Without waste, we don’t get healing. Without fever, it’s cadaver. We need expulsion ambition; every body gets sick.
“But The Life of Pablo isn’t symptomatic of Kanye any more than Zika is symptomatic of 2016,” I say, rising from my slouchy waiting room crouch. “Pieces of entities aren’t the sum of entities, and pop music isn’t symptomatic of historical events, really. You can’t understand an individual pizza pie because you had a piece of mozzarella once.”
Parka Basketball Shorts takes ear buds from ears. “Foul on the pizza point. Sick sounds symptomize sickness: what does sick sound like? Sick. And maybe be more specific by what you mean by ‘pop music.’”
“I think pop music gets to sound like anything, really, as long as it sounds like humanity engaging humanity,” says Hippocrates. “There’s something about its engagingness. For all the perceived and received toxicity of The Life of Pablo, it still registers in terms of a moment of needing to be heard.”
“‘Fade’ is a banger, kind of kind of,” says The Mother.
“It’s the choosing. Pop music chooses engagement over nothing. That’s optimistic maybe, as a grand state of how songs matter and mean, but songs comes from people, so why not put some faith in that art? Engagement means that pop elects its own spot in the world, forsakes art in a vacuum for a mess on the planet. Investigating its songs as symptomatic of a year’s matter is investigating a body for means of why it feels a certain way. The biology of 2016 exists in discrasia, in “bad mixture;” we examine the emerging, engaging symptoms of that imbalance, moments of crisis, moments in pop music. Congruence of those moments is made possible because both come from human bodies. Brains in bodies on a planet. With those odds, we choose engagement.”
And the sick bodies of the MinuteClinic look each other in the tired eyes, supremely proud of ourselves. The Daughter stands up, sits down, sniffles back some of the blood running slow out of her left nostril.

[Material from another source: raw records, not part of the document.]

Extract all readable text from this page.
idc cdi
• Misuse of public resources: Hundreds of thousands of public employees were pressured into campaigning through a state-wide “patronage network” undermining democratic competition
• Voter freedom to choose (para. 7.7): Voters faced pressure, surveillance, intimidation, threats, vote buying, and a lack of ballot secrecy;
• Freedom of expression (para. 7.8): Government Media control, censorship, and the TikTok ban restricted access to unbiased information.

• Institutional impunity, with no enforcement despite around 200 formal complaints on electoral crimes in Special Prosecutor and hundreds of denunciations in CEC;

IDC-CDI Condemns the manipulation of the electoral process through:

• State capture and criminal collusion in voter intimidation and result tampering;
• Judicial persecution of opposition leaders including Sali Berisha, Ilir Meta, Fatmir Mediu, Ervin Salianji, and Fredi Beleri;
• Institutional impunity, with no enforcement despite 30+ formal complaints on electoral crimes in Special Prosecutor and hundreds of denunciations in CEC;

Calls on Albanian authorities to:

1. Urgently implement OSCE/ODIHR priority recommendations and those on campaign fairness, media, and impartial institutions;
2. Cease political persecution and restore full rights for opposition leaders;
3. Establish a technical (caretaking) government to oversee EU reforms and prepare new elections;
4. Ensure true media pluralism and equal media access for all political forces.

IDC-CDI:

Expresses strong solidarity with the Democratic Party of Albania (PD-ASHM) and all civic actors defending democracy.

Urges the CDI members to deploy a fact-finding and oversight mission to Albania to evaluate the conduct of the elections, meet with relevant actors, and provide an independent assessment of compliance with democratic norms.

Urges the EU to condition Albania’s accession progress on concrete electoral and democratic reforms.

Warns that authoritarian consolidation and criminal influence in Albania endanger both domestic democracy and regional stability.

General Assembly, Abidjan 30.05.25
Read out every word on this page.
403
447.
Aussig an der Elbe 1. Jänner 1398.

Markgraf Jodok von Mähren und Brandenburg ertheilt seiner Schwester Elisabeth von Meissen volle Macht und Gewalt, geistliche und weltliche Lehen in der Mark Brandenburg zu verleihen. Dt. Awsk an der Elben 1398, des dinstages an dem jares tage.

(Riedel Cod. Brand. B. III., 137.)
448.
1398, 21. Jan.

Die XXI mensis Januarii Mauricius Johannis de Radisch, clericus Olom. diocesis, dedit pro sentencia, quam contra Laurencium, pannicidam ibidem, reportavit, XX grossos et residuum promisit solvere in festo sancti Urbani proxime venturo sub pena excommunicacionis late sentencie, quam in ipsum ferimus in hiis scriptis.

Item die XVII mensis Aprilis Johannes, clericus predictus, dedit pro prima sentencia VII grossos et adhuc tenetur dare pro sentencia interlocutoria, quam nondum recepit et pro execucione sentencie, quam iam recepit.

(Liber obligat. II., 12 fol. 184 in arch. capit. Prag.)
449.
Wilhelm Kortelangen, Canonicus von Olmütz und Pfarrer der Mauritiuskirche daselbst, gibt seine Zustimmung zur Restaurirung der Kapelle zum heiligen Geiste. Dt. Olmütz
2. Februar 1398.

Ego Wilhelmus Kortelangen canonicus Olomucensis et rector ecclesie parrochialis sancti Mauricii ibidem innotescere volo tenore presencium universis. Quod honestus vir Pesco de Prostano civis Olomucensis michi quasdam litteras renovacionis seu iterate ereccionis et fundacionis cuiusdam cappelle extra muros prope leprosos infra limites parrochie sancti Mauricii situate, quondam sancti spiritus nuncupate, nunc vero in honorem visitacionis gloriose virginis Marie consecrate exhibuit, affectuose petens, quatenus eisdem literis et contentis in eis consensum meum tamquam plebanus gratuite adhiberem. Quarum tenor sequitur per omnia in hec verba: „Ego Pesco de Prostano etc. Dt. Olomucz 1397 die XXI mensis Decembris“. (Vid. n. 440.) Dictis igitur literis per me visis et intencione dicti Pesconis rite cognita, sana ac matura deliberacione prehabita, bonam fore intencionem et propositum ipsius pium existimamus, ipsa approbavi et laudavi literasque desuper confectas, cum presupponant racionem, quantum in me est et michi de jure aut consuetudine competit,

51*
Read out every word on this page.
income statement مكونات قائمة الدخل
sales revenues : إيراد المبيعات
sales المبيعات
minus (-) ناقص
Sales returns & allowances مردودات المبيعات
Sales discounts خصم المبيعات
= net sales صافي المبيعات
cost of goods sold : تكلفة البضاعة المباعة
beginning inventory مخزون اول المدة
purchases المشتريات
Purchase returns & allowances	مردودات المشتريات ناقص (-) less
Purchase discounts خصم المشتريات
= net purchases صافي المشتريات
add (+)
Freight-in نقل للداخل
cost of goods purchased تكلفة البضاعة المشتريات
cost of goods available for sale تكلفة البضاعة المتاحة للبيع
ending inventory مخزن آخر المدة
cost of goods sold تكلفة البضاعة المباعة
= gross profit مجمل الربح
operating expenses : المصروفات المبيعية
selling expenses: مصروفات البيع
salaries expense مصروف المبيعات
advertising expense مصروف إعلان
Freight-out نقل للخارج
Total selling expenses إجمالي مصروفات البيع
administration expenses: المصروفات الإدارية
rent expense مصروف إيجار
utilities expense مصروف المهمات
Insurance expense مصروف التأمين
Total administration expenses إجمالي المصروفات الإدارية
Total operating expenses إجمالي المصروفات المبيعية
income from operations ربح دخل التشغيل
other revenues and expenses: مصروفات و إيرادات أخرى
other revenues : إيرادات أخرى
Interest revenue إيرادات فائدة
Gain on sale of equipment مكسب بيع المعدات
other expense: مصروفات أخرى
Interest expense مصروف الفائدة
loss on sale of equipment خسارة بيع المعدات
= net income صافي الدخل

“I have big dreams,” she confesses. “And blood powers.”
Bodies are weird, the way you can feel something twisted around in the insides. Feeling sick also means knowing what wellness feels like; the virus replicating inside cells, the strained muscle swelling, and the dialed-up earbuds smacking ear drums all indicate a body transformed away from a natural state. Bodies are weird, the way you can feel the needle in your arm taking blood from your neck.
“You feel good?” asks Carlo, the man who stuck the needle in my arm. He’s smiling and rolling, a brain in a body with the right temperament to be working the South Brunswick Municipal Blood Drive, but still: he’s watching the red stuff from inside me pool in a plastic bag pint.
I feel the flutter of the red stuff in the fat vein in my neck as it runs away from inside me. It doesn’t feel good. I don’t feel good.